Le pied de berge à l’interface terre-eau est un secteur très fréquemment sollicité par les contraintes d’arrachement et le charriage dès qu’une crue, même de faible ampleur, se produit. Là aussi, des ligneux à tiges souples ou se développant en cépées seront plus adaptés que de grands arbres. En effet, des tiges souples freinent le courant sans opposer trop de résistance et ne créent pas de turbulences (fig. 8). À l’inverse, de grands arbres présentant des troncs rigides offrent une densité végétale bien moindre au niveau du sol et constituent des points durs susceptibles de provoquer des turbulences à l’origine de nouvelles érosions (chap. II.3).

Le courant qui, en cas de crue, pénètre une densité végétale élevée, perd de sa compétence. Les contraintes d’arrachement s’en trouvent notablement réduites, ce qui induit parfois des phénomènes de sédimentation (fig. 8).

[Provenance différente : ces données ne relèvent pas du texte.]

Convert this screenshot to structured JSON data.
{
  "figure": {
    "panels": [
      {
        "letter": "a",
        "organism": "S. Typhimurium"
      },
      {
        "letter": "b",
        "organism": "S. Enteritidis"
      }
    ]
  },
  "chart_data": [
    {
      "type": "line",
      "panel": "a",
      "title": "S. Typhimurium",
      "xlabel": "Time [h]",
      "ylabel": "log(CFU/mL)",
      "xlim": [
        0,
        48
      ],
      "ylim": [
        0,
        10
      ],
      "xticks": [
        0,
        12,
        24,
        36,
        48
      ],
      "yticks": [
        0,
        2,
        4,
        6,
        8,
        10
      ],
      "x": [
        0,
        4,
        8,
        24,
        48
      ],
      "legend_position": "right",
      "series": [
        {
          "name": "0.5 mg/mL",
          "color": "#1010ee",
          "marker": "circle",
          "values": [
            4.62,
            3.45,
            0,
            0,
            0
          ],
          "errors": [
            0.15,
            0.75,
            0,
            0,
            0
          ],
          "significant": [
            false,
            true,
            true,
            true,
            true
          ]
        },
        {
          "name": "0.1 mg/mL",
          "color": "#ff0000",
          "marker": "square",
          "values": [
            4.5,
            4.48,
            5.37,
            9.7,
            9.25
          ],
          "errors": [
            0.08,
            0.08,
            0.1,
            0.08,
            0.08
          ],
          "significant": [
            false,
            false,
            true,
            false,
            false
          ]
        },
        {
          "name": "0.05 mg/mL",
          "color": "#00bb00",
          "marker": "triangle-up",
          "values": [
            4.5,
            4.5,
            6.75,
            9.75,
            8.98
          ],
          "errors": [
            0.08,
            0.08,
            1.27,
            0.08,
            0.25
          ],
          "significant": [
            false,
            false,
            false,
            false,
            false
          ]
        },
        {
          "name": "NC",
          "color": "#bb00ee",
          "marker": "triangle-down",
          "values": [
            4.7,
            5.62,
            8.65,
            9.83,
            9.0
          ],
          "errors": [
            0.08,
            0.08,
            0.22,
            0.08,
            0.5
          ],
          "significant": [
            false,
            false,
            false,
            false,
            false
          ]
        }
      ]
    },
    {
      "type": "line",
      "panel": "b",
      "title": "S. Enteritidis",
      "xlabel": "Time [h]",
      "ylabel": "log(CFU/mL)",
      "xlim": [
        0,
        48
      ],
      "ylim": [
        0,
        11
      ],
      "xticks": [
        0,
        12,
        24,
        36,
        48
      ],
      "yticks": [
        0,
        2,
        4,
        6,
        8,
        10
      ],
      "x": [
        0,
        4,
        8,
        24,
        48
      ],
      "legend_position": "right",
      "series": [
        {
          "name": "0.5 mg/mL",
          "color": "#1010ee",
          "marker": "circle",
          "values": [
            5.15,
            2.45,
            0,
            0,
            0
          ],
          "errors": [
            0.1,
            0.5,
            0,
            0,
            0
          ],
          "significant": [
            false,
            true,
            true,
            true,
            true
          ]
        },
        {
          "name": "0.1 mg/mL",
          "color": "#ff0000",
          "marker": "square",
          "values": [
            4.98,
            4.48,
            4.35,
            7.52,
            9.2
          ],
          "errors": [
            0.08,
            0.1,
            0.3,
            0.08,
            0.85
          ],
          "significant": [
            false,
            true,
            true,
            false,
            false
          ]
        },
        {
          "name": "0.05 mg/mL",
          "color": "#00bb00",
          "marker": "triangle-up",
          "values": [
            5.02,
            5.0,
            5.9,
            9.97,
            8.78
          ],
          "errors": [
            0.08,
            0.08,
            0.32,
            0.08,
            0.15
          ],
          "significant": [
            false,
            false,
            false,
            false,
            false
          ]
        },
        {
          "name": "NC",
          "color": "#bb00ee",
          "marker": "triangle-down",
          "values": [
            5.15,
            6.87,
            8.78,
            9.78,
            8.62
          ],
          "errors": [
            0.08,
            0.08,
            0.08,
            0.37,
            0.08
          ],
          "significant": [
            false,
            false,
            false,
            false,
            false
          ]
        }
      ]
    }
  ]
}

3.2.2.9. Dimension et physionomie des tiges aériennes
Les aménagements de génie végétal sont le plus souvent constitués de segments de tiges aériennes de dimensions variables en fonction de la technique utilisée voire même, pour chacune d’elles, en fonction de la partie d’ouvrage concernée. Ainsi, des pieux d’un certain diamètre (environ 10 cm), des branches longues et souples, des boutures plus courtes ou encore des ramilles de faible diamètre peuvent être prélevés sur différentes espèces ligneuses, le plus souvent sur des saules (fig. 9a). En fonction de leur stade de croissance et de leur taille, toutes les espèces ne sont pas à même de fournir toutes les qualités de matériaux. Par exemple, il est rare de pouvoir prélever des pieux sur des espèces exclusivement buissonnantes (comme Salix purpurea), voire arbustives (comme Salix myrsinifolia), le diamètre de leurs branches ou de leur tronc atteignant trop rarement les dimensions recherchées.